A la verdad, Nos habíamos
esperado que algún día volverían sobre sí, y por esa razón habíamos empleado
con ellos, primero, la dulzura como con hijos, después la severidad y, por
último, aunque muy contra nuestra voluntad, las reprensiones públicas. Pero no
ignoráis, venerables hermanos, la esterilidad de nuestros esfuerzos: inclinaron
un momento la cabeza para erguirla en seguida con mayor orgullo. Ahora bien: si
sólo se tratara de ellos, podríamos Nos tal vez disimular; pero se trata de la
religión católica y de su seguridad. Basta, pues, de silencio; prolongarlo sería
un crimen. Tiempo es de arrancar la máscara a esos hombres y de mostrarlos a la
Iglesia entera tales cuales son en realidad.

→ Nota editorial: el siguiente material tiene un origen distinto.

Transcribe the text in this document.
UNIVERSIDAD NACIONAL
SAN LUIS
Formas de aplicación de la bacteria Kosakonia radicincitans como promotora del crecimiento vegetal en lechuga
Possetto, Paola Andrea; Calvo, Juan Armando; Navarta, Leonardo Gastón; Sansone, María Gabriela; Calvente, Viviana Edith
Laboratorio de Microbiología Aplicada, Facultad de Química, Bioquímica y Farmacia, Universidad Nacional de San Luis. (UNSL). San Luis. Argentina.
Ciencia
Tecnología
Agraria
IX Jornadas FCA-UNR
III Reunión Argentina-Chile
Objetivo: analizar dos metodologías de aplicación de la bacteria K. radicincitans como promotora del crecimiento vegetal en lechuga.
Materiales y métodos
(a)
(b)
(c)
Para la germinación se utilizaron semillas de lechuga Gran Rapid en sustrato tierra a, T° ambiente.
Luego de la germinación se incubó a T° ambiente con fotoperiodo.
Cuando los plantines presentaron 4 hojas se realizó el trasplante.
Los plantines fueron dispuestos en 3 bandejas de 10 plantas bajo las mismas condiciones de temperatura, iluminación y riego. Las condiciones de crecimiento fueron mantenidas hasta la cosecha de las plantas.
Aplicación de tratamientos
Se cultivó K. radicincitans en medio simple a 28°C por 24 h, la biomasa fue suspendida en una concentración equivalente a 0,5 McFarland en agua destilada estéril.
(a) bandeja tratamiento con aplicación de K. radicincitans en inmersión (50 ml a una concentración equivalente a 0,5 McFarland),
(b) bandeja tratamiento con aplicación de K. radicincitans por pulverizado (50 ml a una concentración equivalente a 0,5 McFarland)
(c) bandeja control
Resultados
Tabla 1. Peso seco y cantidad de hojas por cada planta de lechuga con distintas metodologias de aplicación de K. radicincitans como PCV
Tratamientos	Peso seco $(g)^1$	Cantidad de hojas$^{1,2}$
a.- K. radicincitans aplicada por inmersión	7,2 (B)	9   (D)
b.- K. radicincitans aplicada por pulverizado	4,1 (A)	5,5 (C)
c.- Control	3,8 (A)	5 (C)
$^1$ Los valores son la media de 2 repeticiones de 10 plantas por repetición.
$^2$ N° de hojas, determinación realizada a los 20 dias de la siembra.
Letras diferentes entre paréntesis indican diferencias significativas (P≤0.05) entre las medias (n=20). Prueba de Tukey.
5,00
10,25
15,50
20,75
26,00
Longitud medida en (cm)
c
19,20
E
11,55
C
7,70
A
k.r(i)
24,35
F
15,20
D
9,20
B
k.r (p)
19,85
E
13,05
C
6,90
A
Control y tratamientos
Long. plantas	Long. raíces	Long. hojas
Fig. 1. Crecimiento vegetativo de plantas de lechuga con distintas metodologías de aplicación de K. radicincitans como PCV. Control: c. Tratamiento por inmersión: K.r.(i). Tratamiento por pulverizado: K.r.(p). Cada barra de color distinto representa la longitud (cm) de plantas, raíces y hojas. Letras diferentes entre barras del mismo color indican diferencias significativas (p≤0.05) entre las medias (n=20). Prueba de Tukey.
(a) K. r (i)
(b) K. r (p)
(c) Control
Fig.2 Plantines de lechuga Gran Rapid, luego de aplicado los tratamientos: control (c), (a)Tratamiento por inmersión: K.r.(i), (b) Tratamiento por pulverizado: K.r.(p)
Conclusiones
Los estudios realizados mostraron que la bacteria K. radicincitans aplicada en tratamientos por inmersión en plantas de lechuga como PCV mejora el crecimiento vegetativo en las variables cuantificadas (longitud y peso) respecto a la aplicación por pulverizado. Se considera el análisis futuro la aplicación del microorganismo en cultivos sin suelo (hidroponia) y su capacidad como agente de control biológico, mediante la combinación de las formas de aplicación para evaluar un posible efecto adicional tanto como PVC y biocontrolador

3. Y como una táctica de los
modernistas (así se les llama vulgarmente, y con mucha razón), táctica, a la
verdad, la más insidiosa, consiste en no exponer jamás sus doctrinas de un modo
metódico y en su conjunto, sino dándolas en cierto modo por fragmentos y
esparcidas acá y allá, lo cual contribuye a que se les juzgue fluctuantes e
indecisos en sus ideas, cuando en realidad éstas son perfectamente fijas y
consistentes; ante todo, importa presentar en este lugar esas mismas doctrinas
en un conjunto, y hacer ver el enlace lógico que las une entre sí,
reservándonos indicar después las causas de los errores y prescribir los
remedios más adecuados para cortar el mal.
San Pio X, Encíclica “Pascendi”, 08-09-1907, nnº 1-3.